Play of Consciousness: Philosophy, Yoga & Meditation

“Think of the breath as a vehicle rather than a jackhammer. Often students use the breath too strongly... You will not be using the breath to cut the rock open. Instead, the breath is a vehicle that you are riding on, and you are consciously feeling it move through the chakras, or at least to experience where they are. For example, when you take a breath in, you can feel the heart chakra. You do not try to tear and rip it open with willfulness. The breath is like a massage, and as you exhale you surrender all the negativity that gets kicked up. When students are able to be open and simple with their breath, they realize that watching the breath is not the same as trying to control it. The pranayama within the breath is simply flowing with the breath.” (Text continues below).

We see at the beginning of the quote that there is a tendency in all of us to use the breath too strongly, like a jackhammer attempting to simply cut our resistance in half with a deep breath. Instead, we are taught to put our conscious energy and will into relaxing enough to feel the breath flowing within us— and when we do that our tension falls away, revealing a lighter state that is already within us. 

The practice of pranayama, or a breath based meditation, can sometimes be challenging to access when we are experiencing a strong tension, as Anju referred to last week in her presentation. Trying to go right from a tough day into your meditation practice can sometimes not feel productive—like trying to climb a ten foot wall— but should remember that the yogic tradition has given us a stair case to walk up whenever we need it.  From the general arc of the Uppays themselves, to the Koshas, to Patanjali’s 8 limbs of yoga, and so on— everywhere we look we see a step by step approach to getting our mechanism moving from the physical to the subtle and beyond. Learning to surrender at the physical level through hatha yoga and Seva guide us to work with more surrender at the level of the breath, which also guides us to profound stillness of the mind and opening of the heart. Step by step is how we arrive at our destination in the yogic tradition, and the first step is learning how to work with surrender at the level of the physical body. 

Similar to the practice of pranayama, which begins by shaping the breath, Hatha yoga begins by shaping the body. But like pranayama, the shapes are not the goal— the shapes exist to generate inner sensation and awareness. As Shiva says in the introduction to the Vijnana bhairava, the flame is there to put the kettle on it, the techniques are there to heat and grow our inner awareness. This is crucial both for using our asana practice to grow, but also avoiding injury. Because without inner awareness, the postures are just exercise, or worse injurious— as injuries such as hamstring tendonitis and hip labral impingements in the overly physical yoga community have shown us. As the Shiva Sutras teach, the body, mind and senses can be the source of our growth— or they can be the very things that bind and limit us, depending on the fullness of our awareness. 

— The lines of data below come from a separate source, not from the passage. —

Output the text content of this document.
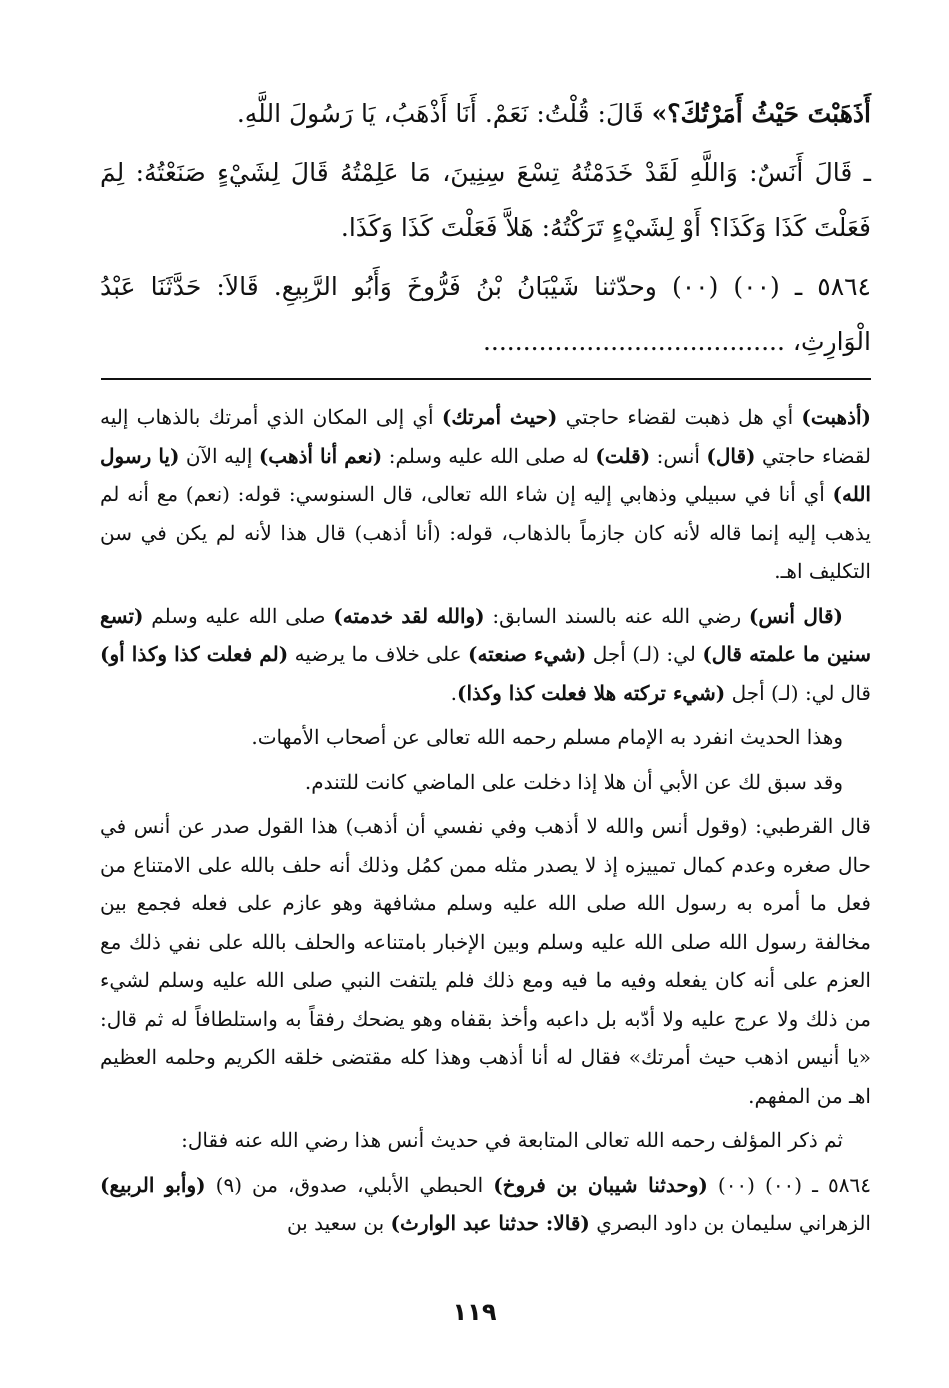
أَذَهَبْتَ حَيْثُ أَمَرْتُكَ؟» قَالَ: قُلْتُ: نَعَمْ. أَنَا أَذْهَبُ، يَا رَسُولَ اللَّهِ.

ـ قَالَ أَنَسٌ: وَاللَّهِ لَقَدْ خَدَمْتُهُ تِسْعَ سِنِينَ، مَا عَلِمْتُهُ قَالَ لِشَيْءٍ صَنَعْتُهُ: لِمَ فَعَلْتَ كَذَا وَكَذَا؟ أَوْ لِشَيْءٍ تَرَكْتُهُ: هَلاَّ فَعَلْتَ كَذَا وَكَذَا.

٥٨٦٤ ـ (٠٠) (٠٠) وحدّثنا شَيْبَانُ بْنُ فَرُّوخَ وَأَبُو الرَّبِيعِ. قَالاَ: حَدَّثَنَا عَبْدُ الْوَارِثِ، ......................................

(أذهبت) أي هل ذهبت لقضاء حاجتي (حيث أمرتك) أي إلى المكان الذي أمرتك بالذهاب إليه لقضاء حاجتي (قال) أنس: (قلت) له صلى الله عليه وسلم: (نعم أنا أذهب) إليه الآن (يا رسول الله) أي أنا في سبيلي وذهابي إليه إن شاء الله تعالى، قال السنوسي: قوله: (نعم) مع أنه لم يذهب إليه إنما قاله لأنه كان جازماً بالذهاب، قوله: (أنا أذهب) قال هذا لأنه لم يكن في سن التكليف اهـ.

(قال أنس) رضي الله عنه بالسند السابق: (والله لقد خدمته) صلى الله عليه وسلم (تسع سنين ما علمته قال) لي: (لـ) أجل (شيء صنعته) على خلاف ما يرضيه (لم فعلت كذا وكذا أو) قال لي: (لـ) أجل (شيء تركته هلا فعلت كذا وكذا).

وهذا الحديث انفرد به الإمام مسلم رحمه الله تعالى عن أصحاب الأمهات.

وقد سبق لك عن الأبي أن هلا إذا دخلت على الماضي كانت للتندم.

قال القرطبي: (وقول أنس والله لا أذهب وفي نفسي أن أذهب) هذا القول صدر عن أنس في حال صغره وعدم كمال تمييزه إذ لا يصدر مثله ممن كمُل وذلك أنه حلف بالله على الامتناع من فعل ما أمره به رسول الله صلى الله عليه وسلم مشافهة وهو عازم على فعله فجمع بين مخالفة رسول الله صلى الله عليه وسلم وبين الإخبار بامتناعه والحلف بالله على نفي ذلك مع العزم على أنه كان يفعله وفيه ما فيه ومع ذلك فلم يلتفت النبي صلى الله عليه وسلم لشيء من ذلك ولا عرج عليه ولا أدّبه بل داعبه وأخذ بقفاه وهو يضحك رفقاً به واستلطافاً له ثم قال: «يا أنيس اذهب حيث أمرتك» فقال له أنا أذهب وهذا كله مقتضى خلقه الكريم وحلمه العظيم اهـ من المفهم.

ثم ذكر المؤلف رحمه الله تعالى المتابعة في حديث أنس هذا رضي الله عنه فقال:

٥٨٦٤ ـ (٠٠) (٠٠) (وحدثنا شيبان بن فروخ) الحبطي الأبلي، صدوق، من (٩) (وأبو الربيع) الزهراني سليمان بن داود البصري (قالا: حدثنا عبد الوارث) بن سعيد بن

١١٩
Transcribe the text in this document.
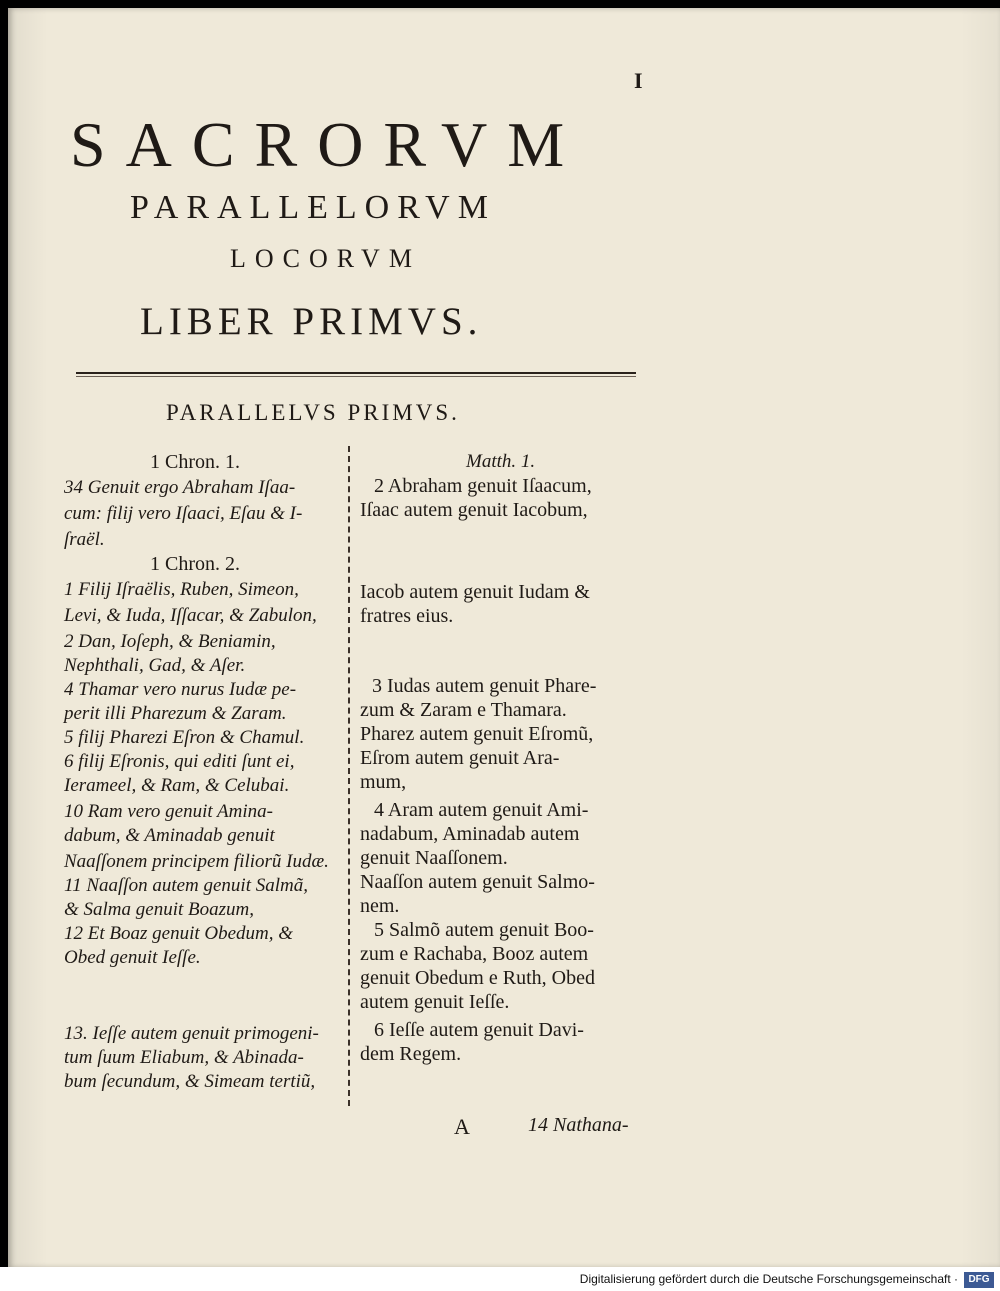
I
SACRORVM
PARALLELORVM
LOCORVM
LIBER PRIMVS.
PARALLELVS PRIMVS.
1 Chron. 1.
34 Genuit ergo Abraham Iſaa-
cum: filij vero Iſaaci, Eſau & I-
ſraël.
1 Chron. 2.
1 Filij Iſraëlis, Ruben, Simeon,
Levi, & Iuda, Iſſacar, & Zabulon,
2 Dan, Ioſeph, & Beniamin,
Nephthali, Gad, & Aſer.
4 Thamar vero nurus Iudæ pe-
perit illi Pharezum & Zaram.
5 filij Pharezi Eſron & Chamul.
6 filij Eſronis, qui editi ſunt ei,
Ierameel, & Ram, & Celubai.
10 Ram vero genuit Amina-
dabum, & Aminadab genuit
Naaſſonem principem filiorũ Iudæ.
11 Naaſſon autem genuit Salmã,
& Salma genuit Boazum,
12 Et Boaz genuit Obedum, &
Obed genuit Ieſſe.
13. Ieſſe autem genuit primogeni-
tum ſuum Eliabum, & Abinada-
bum ſecundum, & Simeam tertiũ,
Matth. 1.
2 Abraham genuit Iſaacum,
Iſaac autem genuit Iacobum,
Iacob autem genuit Iudam &
fratres eius.
3 Iudas autem genuit Phare-
zum & Zaram e Thamara.
Pharez autem genuit Eſromũ,
Eſrom autem genuit Ara-
mum,
4 Aram autem genuit Ami-
nadabum, Aminadab autem
genuit Naaſſonem.
Naaſſon autem genuit Salmo-
nem.
5 Salmõ autem genuit Boo-
zum e Rachaba, Booz autem
genuit Obedum e Ruth, Obed
autem genuit Ieſſe.
6 Ieſſe autem genuit Davi-
dem Regem.
A	14 Nathana-
Digitalisierung gefördert durch die Deutsche Forschungsgemeinschaft · DFG
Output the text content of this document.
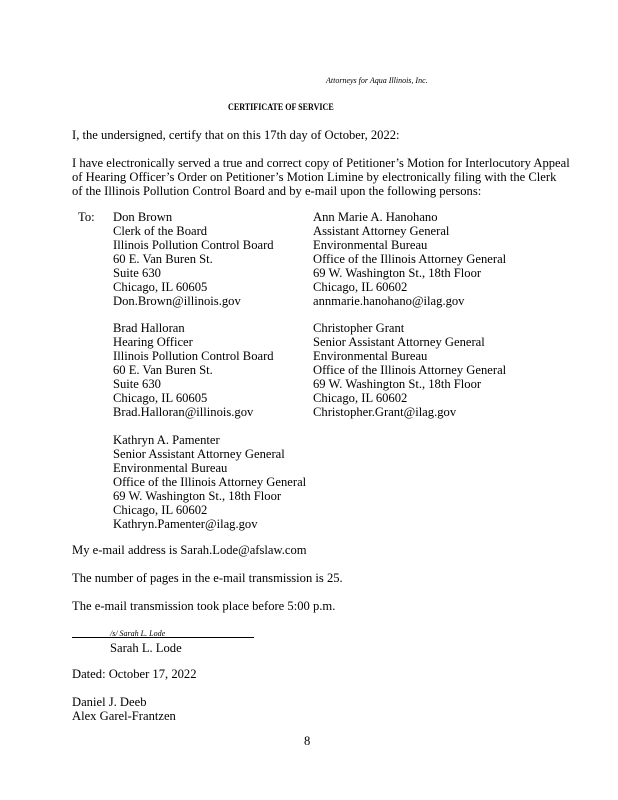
Attorneys for Aqua Illinois, Inc.
CERTIFICATE OF SERVICE
I, the undersigned, certify that on this 17th day of October, 2022:
I have electronically served a true and correct copy of Petitioner’s Motion for Interlocutory Appeal
of Hearing Officer’s Order on Petitioner’s Motion Limine by electronically filing with the Clerk
of the Illinois Pollution Control Board and by e-mail upon the following persons:
To: Don Brown
Clerk of the Board
Illinois Pollution Control Board
60 E. Van Buren St.
Suite 630
Chicago, IL 60605
Don.Brown@illinois.gov
Ann Marie A. Hanohano
Assistant Attorney General
Environmental Bureau
Office of the Illinois Attorney General
69 W. Washington St., 18th Floor
Chicago, IL 60602
annmarie.hanohano@ilag.gov
Brad Halloran
Hearing Officer
Illinois Pollution Control Board
60 E. Van Buren St.
Suite 630
Chicago, IL 60605
Brad.Halloran@illinois.gov
Christopher Grant
Senior Assistant Attorney General
Environmental Bureau
Office of the Illinois Attorney General
69 W. Washington St., 18th Floor
Chicago, IL 60602
Christopher.Grant@ilag.gov
Kathryn A. Pamenter
Senior Assistant Attorney General
Environmental Bureau
Office of the Illinois Attorney General
69 W. Washington St., 18th Floor
Chicago, IL 60602
Kathryn.Pamenter@ilag.gov
My e-mail address is Sarah.Lode@afslaw.com
The number of pages in the e-mail transmission is 25.
The e-mail transmission took place before 5:00 p.m.
/s/ Sarah L. Lode
Sarah L. Lode
Dated: October 17, 2022
Daniel J. Deeb
Alex Garel-Frantzen
8
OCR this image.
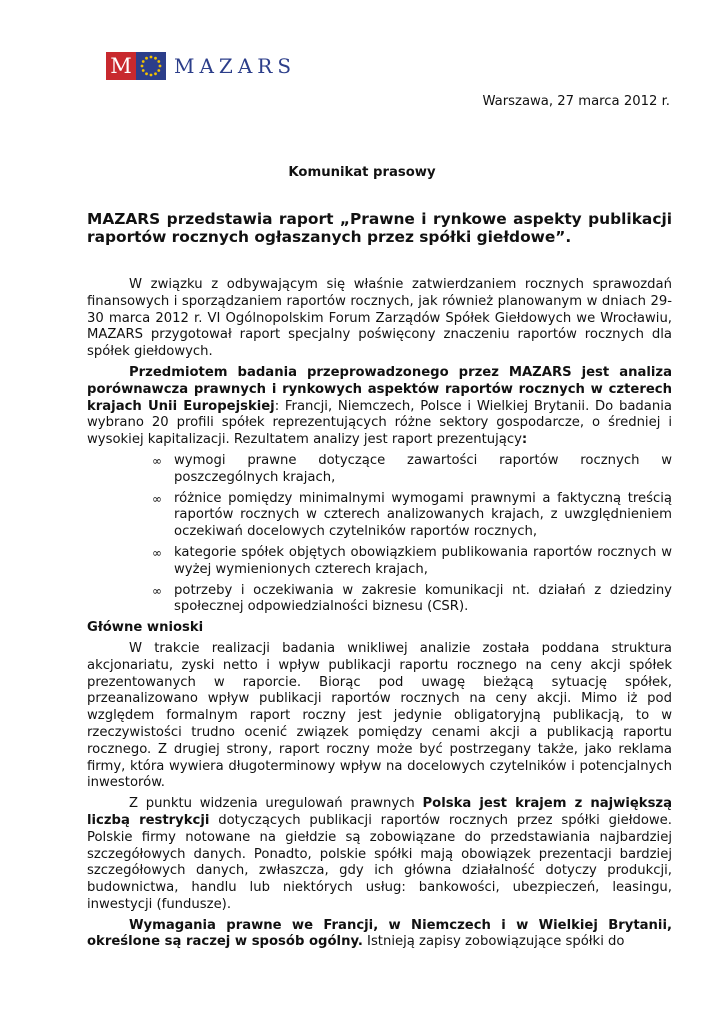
M MAZARS
Warszawa, 27 marca 2012 r.
Komunikat prasowy
MAZARS przedstawia raport „Prawne i rynkowe aspekty publikacji raportów rocznych ogłaszanych przez spółki giełdowe”.

W związku z odbywającym się właśnie zatwierdzaniem rocznych sprawozdań finansowych i sporządzaniem raportów rocznych, jak również planowanym w dniach 29-30 marca 2012 r. VI Ogólnopolskim Forum Zarządów Spółek Giełdowych we Wrocławiu, MAZARS przygotował raport specjalny poświęcony znaczeniu raportów rocznych dla spółek giełdowych.

Przedmiotem badania przeprowadzonego przez MAZARS jest analiza porównawcza prawnych i rynkowych aspektów raportów rocznych w czterech krajach Unii Europejskiej: Francji, Niemczech, Polsce i Wielkiej Brytanii. Do badania wybrano 20 profili spółek reprezentujących różne sektory gospodarcze, o średniej i wysokiej kapitalizacji. Rezultatem analizy jest raport prezentujący:

∞ wymogi prawne dotyczące zawartości raportów rocznych w poszczególnych krajach,
∞ różnice pomiędzy minimalnymi wymogami prawnymi a faktyczną treścią raportów rocznych w czterech analizowanych krajach, z uwzględnieniem oczekiwań docelowych czytelników raportów rocznych,
∞ kategorie spółek objętych obowiązkiem publikowania raportów rocznych w wyżej wymienionych czterech krajach,
∞ potrzeby i oczekiwania w zakresie komunikacji nt. działań z dziedziny społecznej odpowiedzialności biznesu (CSR).

Główne wnioski

W trakcie realizacji badania wnikliwej analizie została poddana struktura akcjonariatu, zyski netto i wpływ publikacji raportu rocznego na ceny akcji spółek prezentowanych w raporcie. Biorąc pod uwagę bieżącą sytuację spółek, przeanalizowano wpływ publikacji raportów rocznych na ceny akcji. Mimo iż pod względem formalnym raport roczny jest jedynie obligatoryjną publikacją, to w rzeczywistości trudno ocenić związek pomiędzy cenami akcji a publikacją raportu rocznego. Z drugiej strony, raport roczny może być postrzegany także, jako reklama firmy, która wywiera długoterminowy wpływ na docelowych czytelników i potencjalnych inwestorów.

Z punktu widzenia uregulowań prawnych Polska jest krajem z największą liczbą restrykcji dotyczących publikacji raportów rocznych przez spółki giełdowe. Polskie firmy notowane na giełdzie są zobowiązane do przedstawiania najbardziej szczegółowych danych. Ponadto, polskie spółki mają obowiązek prezentacji bardziej szczegółowych danych, zwłaszcza, gdy ich główna działalność dotyczy produkcji, budownictwa, handlu lub niektórych usług: bankowości, ubezpieczeń, leasingu, inwestycji (fundusze).

Wymagania prawne we Francji, w Niemczech i w Wielkiej Brytanii, określone są raczej w sposób ogólny. Istnieją zapisy zobowiązujące spółki do
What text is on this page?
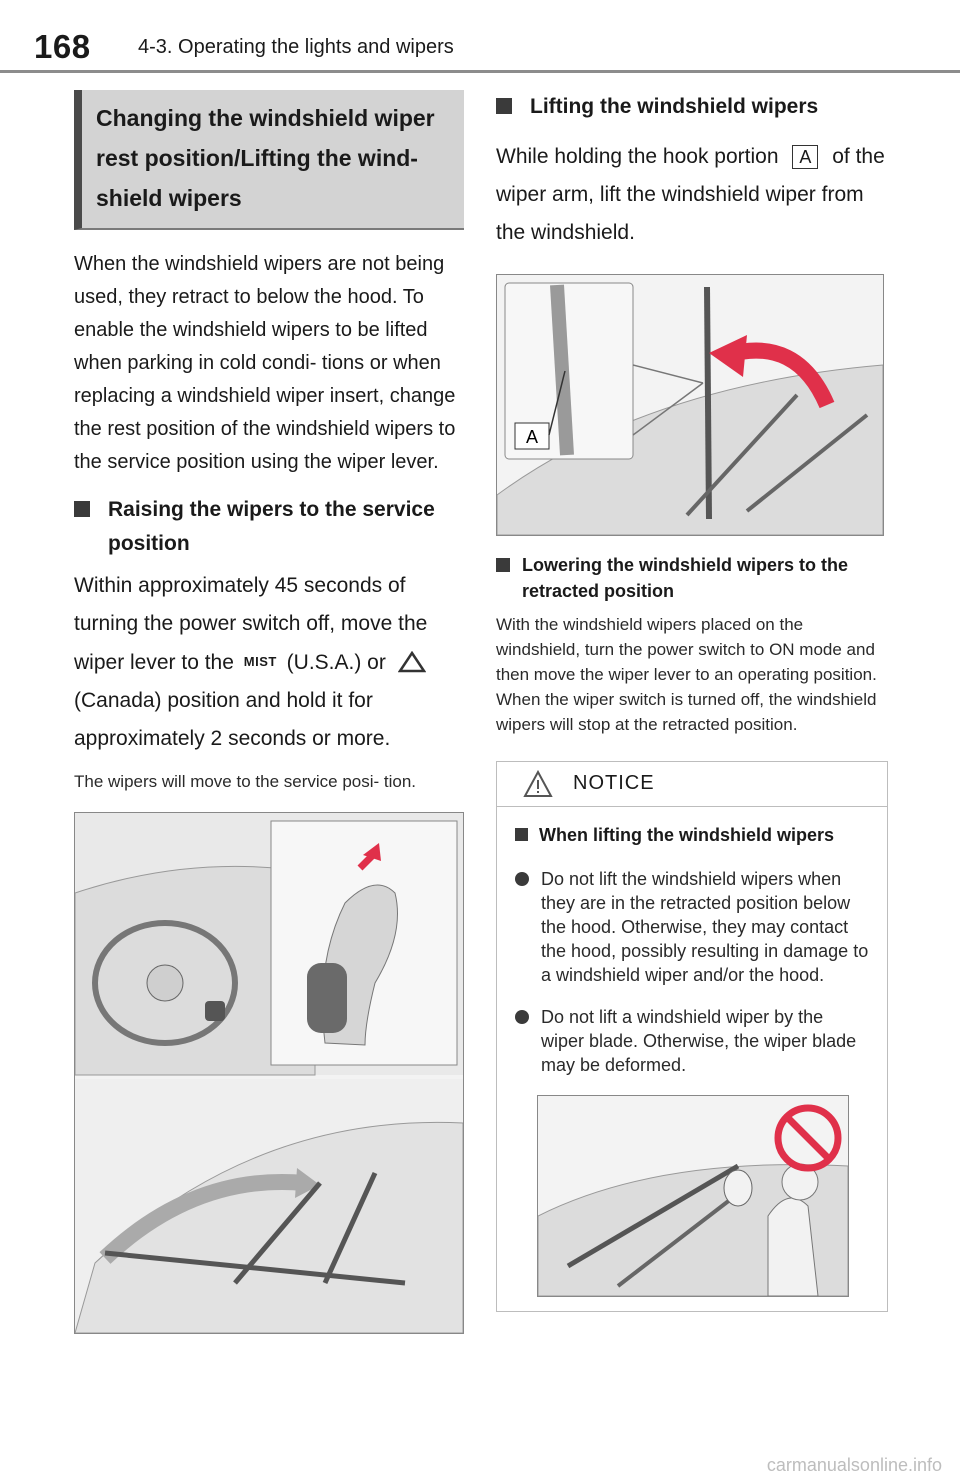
168 4-3. Operating the lights and wipers
Changing the windshield wiper rest position/Lifting the wind- shield wipers

When the windshield wipers are not being used, they retract to below the hood. To enable the windshield wipers to be lifted when parking in cold condi- tions or when replacing a windshield wiper insert, change the rest position of the windshield wipers to the service position using the wiper lever.

Raising the wipers to the service position

Within approximately 45 seconds of turning the power switch off, move the wiper lever to the MIST (U.S.A.) or  (Canada) position and hold it for approximately 2 seconds or more.

The wipers will move to the service posi- tion.

Lifting the windshield wipers

While holding the hook portion A of the wiper arm, lift the windshield wiper from the windshield.

A
Lowering the windshield wipers to the retracted position
With the windshield wipers placed on the windshield, turn the power switch to ON mode and then move the wiper lever to an operating position. When the wiper switch is turned off, the windshield wipers will stop at the retracted position.
NOTICE
When lifting the windshield wipers
Do not lift the windshield wipers when they are in the retracted position below the hood. Otherwise, they may contact the hood, possibly resulting in damage to a windshield wiper and/or the hood.
Do not lift a windshield wiper by the wiper blade. Otherwise, the wiper blade may be deformed.
carmanualsonline.info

Hatha yoga helps us surrender tightness in our body in the same way a mantra helps us surrender tightness in our mind. Each posture is like a mantra, in that you put your awareness into it, feeling it effect you, and you keep coming back to it as the mind wanders. The tightness we feel in our bodies are what we work with— we don’t push the tightness away, or become obsessed with changing it, we simply apply our awareness to the posture and our breath and allow the contracted states to fall away. Just like Babaji said about the breath— controlling it is not the same as watching it and flowing with it. We aren’t here to control our body with hatha yoga, we are here to get in the flow of our body, to move more naturally, and this is accomplished with the tools of the asanas and the elixir of inner awareness. 

The experience of surrender we seek in our postures, as Patanjali taught it, is a feeling of effortless effort, of perseverance without tension. In this way, he wrote, the practitioner transcends the duality of physical existence, and experiences the infinite. This is how yoga guides us towards a more surrendered experience of our breath, mind and heart— one step at a time.